Requiem...

Publié le par Xavier Cottier


Ludovic Figuiera - Collection Société Muséale Albert Figuiera

La Communauté d’Eza se réunit en ce 10 novembre 1850 sous la présidence du « Sindaco » [maire], Constantino Asso et le registre est tenu par le Secrétaire communal Fighiera.

L’ordre du jour consiste en la célébration d’une Messe de Requiem destinée au repos de l’âme de feu Ludovico Figuiera, qui fut lui aussi maire d’Eza et est décédé le 9 octobre 1850. (Voir notre page "généalogie partielle de la famille Figuiera d'Eze)

Cette Messe devra attester de la reconnaissance publique pour les services qu’il a rendus à son pays. La Messe de Requiem a donc été dite en date du 11 novembre 1850 à dix heures du matin.

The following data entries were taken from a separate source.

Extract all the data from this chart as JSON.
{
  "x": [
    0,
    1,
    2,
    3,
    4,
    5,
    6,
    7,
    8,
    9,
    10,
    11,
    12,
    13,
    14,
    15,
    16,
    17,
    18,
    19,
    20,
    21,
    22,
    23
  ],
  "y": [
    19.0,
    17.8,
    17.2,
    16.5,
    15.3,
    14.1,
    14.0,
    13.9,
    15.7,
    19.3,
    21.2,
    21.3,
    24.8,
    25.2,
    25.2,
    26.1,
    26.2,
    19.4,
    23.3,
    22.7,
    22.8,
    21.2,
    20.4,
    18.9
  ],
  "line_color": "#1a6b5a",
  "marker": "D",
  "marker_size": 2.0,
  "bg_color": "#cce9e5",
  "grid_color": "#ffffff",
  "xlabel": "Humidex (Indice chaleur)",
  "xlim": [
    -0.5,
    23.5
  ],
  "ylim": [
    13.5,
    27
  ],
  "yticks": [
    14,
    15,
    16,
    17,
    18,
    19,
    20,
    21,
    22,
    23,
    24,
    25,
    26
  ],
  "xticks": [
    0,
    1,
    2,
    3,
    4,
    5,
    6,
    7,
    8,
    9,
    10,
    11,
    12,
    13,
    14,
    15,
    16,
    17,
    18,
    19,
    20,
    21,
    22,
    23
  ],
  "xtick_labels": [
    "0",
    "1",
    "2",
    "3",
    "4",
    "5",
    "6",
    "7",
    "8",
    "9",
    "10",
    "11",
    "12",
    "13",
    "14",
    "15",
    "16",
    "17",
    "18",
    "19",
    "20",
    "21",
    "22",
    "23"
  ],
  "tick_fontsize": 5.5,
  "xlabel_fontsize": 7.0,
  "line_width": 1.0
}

Le conseil sollicite de ses concitoyens (concittadini) qu’ils se réunissent nombreux pour verser une larme de reconnaissance sur la tombe de celui qui, en toutes circonstances, a défendu leurs intérêts.

Cette gratitude que j’ai déjà appelée de mes voeux relativement à d’autres questions semble si Ezasque et peut-être parce que si peu contemporaine ! La mort, ici, n’était ni un oubli ni une fin que ce fût à l’endroit de son ami, ou plus encore de son ennemi. De l’ami on se souviendra, quant à l’ennemi les uns et les autres rachèteront l’affront en priant pour son âme.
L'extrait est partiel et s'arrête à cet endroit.